We’re still hitting major hitches: writers, publishers, journalists and reviewers whom you’d think would support crediting illustrators — some of who’ve even heard of the campaign and expressed interest — keep letting us down. Writers and publicists launch new cover art with no mention of the illustrator. Illustrators of highly illustrated books are left off the cover. Articles show lavish book art without mentioning who created it, the list goes on.

Drawing On Your Assistance

You can help.

  • Do you buy illustrated kids’ books? Check the covers and see if the illustrators are properly credited along with the writers. If not, consider not buying, as McIntyre is doing.
  • If you decide to refrain from buying a book not properly credited, I’d recommend you be sure to get a message to the publisher of that book — at the very least to the retailer to be sure  your action is noticed. (Walk up to the front of the store and show them the problem so they’ll communicate it to the publisher. Or drop a customer service email to your online retailer.)
  • Many are also using the hashtag. #PicturesMeanBusiness. And that’s McIntyre’s vision of Pegasus, the (blue!) flying horse of mythology, just below.

You may be surprised how many people will support your concern and hers in this. There seems to be no sense in having some of our most talented and engaging publishing community workers not credited the right way. If anything, there’s no detectable intent here, either. The technical systems for listing material weren’t set up correctly to handle this. Fixing it takes consciousness raising and it takes people inside publishing stopping, turning around, and working on the data systems that are screwing this up.

And here’s the best part. McIntyre is doing this the right way. She’s ticked off about the issue, yes. But she’s not attacking the people responsible.

Picture-Perfect Agitation

I’ve had a chance to write a couple of articles recently about anger online in the publishing community.

One is here at Writer Unboxed, In Our CyberVillage: So Much Anger.

And the other is here at Thought Catalog, Online Dragons In St. George’s Clothing: ‘Why Wasn’t I Consulted?’

In both these pieces, where advocates go wrong in how they handle issues — and become those “dragons in St. George’s clothing” I’m talking about — is when they stop being angry at the issues and start being angry at other people.

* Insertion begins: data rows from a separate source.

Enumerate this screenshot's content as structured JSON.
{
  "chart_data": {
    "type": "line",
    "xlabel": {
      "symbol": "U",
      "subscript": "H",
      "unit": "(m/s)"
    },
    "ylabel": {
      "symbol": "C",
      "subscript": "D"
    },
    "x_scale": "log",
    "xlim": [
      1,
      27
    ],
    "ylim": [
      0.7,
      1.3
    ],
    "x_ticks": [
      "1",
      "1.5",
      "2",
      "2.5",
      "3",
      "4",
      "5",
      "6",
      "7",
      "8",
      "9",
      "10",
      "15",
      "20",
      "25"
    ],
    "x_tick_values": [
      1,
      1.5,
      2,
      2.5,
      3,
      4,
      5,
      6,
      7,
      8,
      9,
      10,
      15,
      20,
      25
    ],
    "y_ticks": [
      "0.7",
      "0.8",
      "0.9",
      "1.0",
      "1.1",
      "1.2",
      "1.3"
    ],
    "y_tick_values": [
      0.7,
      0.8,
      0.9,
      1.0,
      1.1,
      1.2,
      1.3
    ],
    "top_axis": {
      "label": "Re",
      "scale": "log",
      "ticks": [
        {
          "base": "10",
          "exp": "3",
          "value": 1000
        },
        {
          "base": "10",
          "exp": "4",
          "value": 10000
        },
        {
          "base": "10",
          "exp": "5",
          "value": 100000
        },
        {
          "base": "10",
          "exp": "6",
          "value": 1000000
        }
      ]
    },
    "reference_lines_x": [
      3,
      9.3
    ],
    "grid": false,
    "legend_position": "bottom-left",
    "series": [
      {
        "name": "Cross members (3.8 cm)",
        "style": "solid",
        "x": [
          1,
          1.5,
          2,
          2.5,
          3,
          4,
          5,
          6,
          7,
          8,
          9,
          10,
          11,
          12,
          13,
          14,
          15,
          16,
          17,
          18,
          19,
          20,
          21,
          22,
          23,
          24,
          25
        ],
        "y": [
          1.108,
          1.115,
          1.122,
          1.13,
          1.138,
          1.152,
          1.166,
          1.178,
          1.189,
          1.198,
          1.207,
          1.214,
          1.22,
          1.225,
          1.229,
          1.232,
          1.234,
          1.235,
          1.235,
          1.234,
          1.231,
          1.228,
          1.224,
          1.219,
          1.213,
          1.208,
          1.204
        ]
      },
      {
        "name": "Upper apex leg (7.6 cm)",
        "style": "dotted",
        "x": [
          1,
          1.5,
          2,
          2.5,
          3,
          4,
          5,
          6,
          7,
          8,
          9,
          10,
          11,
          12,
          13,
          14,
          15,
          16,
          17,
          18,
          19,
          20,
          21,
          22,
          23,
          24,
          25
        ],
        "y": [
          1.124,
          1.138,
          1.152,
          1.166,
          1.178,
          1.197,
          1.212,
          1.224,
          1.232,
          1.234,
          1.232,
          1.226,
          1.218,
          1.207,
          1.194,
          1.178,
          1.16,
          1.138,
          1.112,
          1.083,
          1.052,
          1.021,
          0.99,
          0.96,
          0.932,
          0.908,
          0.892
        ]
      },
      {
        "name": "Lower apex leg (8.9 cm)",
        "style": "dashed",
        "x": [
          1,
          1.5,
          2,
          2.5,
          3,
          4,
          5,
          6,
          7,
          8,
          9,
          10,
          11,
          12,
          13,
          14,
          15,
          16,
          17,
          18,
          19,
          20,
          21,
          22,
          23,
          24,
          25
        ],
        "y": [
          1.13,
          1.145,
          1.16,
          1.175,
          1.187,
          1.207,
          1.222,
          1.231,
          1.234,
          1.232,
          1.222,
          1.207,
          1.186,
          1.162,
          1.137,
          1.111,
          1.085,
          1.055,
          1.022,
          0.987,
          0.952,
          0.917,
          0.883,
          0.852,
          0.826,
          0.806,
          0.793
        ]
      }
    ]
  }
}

McIntyre is setting a fine example of how to carry on a campaign to get something important changed without demonizing her colleagues. She’s not rude, she’s not hostile to co-workers, she  doesn’t get into your face and tell you off on social media. She gives no ground, but she manages to remember that the problem is the problem and the people are the potential solution.

Pound for pound, Sarah McIntyre is throwing more chiffon, sequins, feathers, and artful insistence at a good cause (who would come out against crediting our artists?) than just about anybody else in publishing. Perhaps you’d like to consider joining her #PicturesMeanBusiness campaign to get illustrators correctly credited for their work.

And I hope you’ll do it as classily as she does.